Active Directory Authentication

warning

Before enabling Active Directory authentication for any account, make sure that this account is not a member of the Protected Users group. Since the Dr.Web Server is a service, an attempt to authenticate an account that is added to the Protected Users group will fail. Please visit Microsoft official website for details.

To enable Active Directory authentication

1.Select Administration in the main menu of the Control Center.

2.Select Authentication in the control menu.

3.In the opened window, select Microsoft Active Directory section.

4.Set the Use Microsoft Active Directory authentication flag.

5.Click Save.

6.Restart Dr.Web Server to apply changes.

For Active Directory authentication, only enabling of using this authentication method is configured in Control Center.

You must edit Active Directory administrators' settings manually at the Active Directory server.

To edit Active Directory administrators

warning

The following operation must be carried out from a computer with Active Directory Service snap-in.

1.To enable editing of administrator parameters, do the following:

a)Modify the Active Directory scheme with the drweb-13.00.0-<build>-esuite-modify-ad-schema-<OS_version>.exe utility (it is included into Dr.Web Server distribution kit).
Modification of Active Directory scheme may take some time.

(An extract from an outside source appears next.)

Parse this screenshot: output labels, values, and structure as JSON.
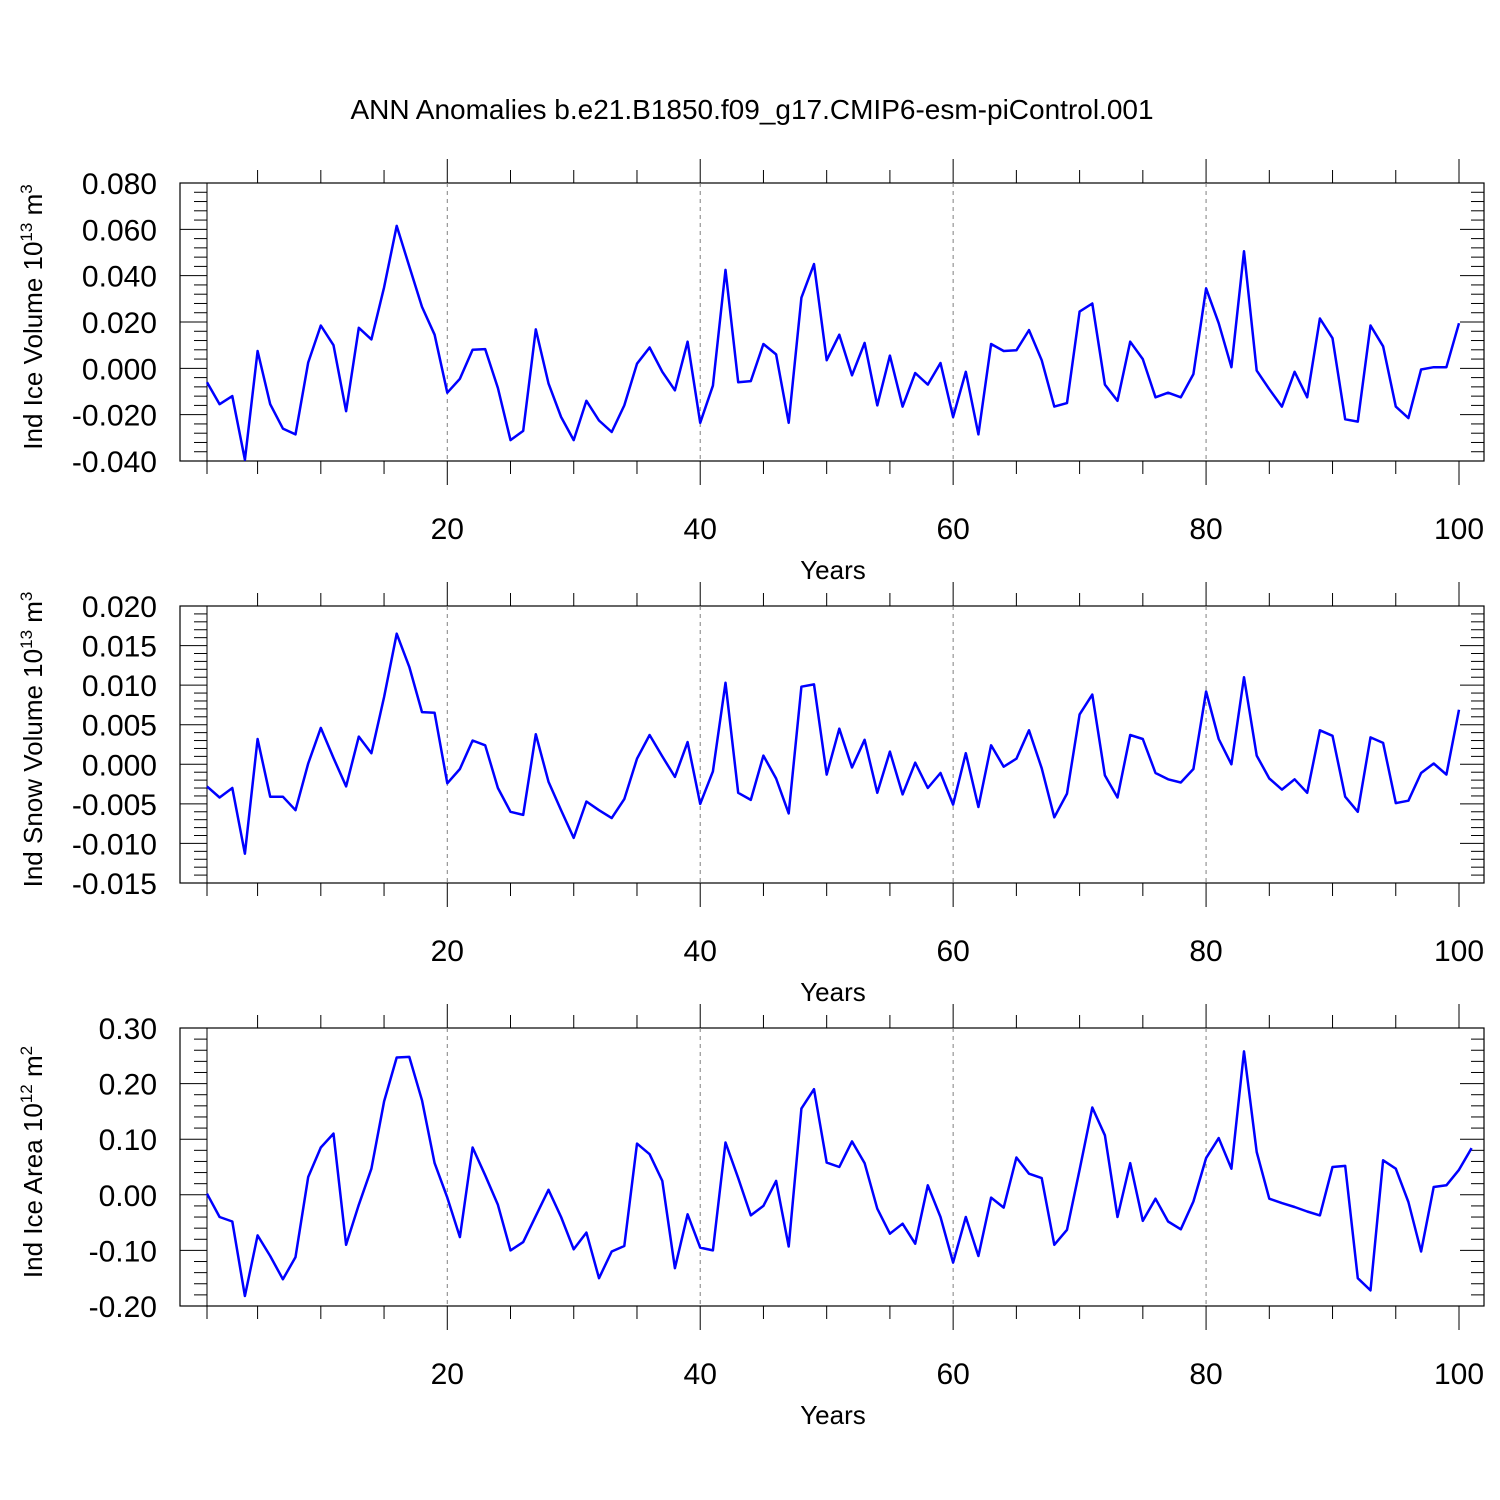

Depending on the domain configuration, it may take up to 5 minutes and more to synchronize and apply the modified scheme.

info

If the Active Directory scheme has been modified earlier via this utility for the 6 version of Dr.Web Server, it is no need to perform modification repeatedly via the utility from the 13 version of Dr.Web Server.

b)Register Active Directory Schema snap-in, execute the regsvr32 schmmgmt.dll command with the administrative privileges, then run mmc and add the Active Directory Schema snap-in.

c)Using the Active Directory Schema snap-in, add the auxiliary DrWebEnterpriseUser class and the additional DrWebAdmin attribute to the User and (if necessary) Group classes.

info

If the scheme modification and application process has not finished, the DrWebEnterpriseUser class may be not found. In this case, wait for a few minutes and retry to add the class as described in c) step.

d)With the administrative privileges run the drweb-13.00.0-<build>-esuite-aduac-<OS_version>.msi file (is included in the Enterprise Security Suite 13.0 distribution kit) and wait until the installation finishes.

2.Visual editing of attributes is available from the Active Directory Users and Computers control panel → Users section → in the Administrator Properties window for editing settings of selected user → on the Dr.Web Authentication tab.

3.The following parameter is available for editing (yes, no or not set values can be set for the attribute):

User is administrator indicates that the user is full-rights administrator.

info

Algorithms of operating principles and attributes handling during authentication are described in the Appendices document, in the Appendix C1 section.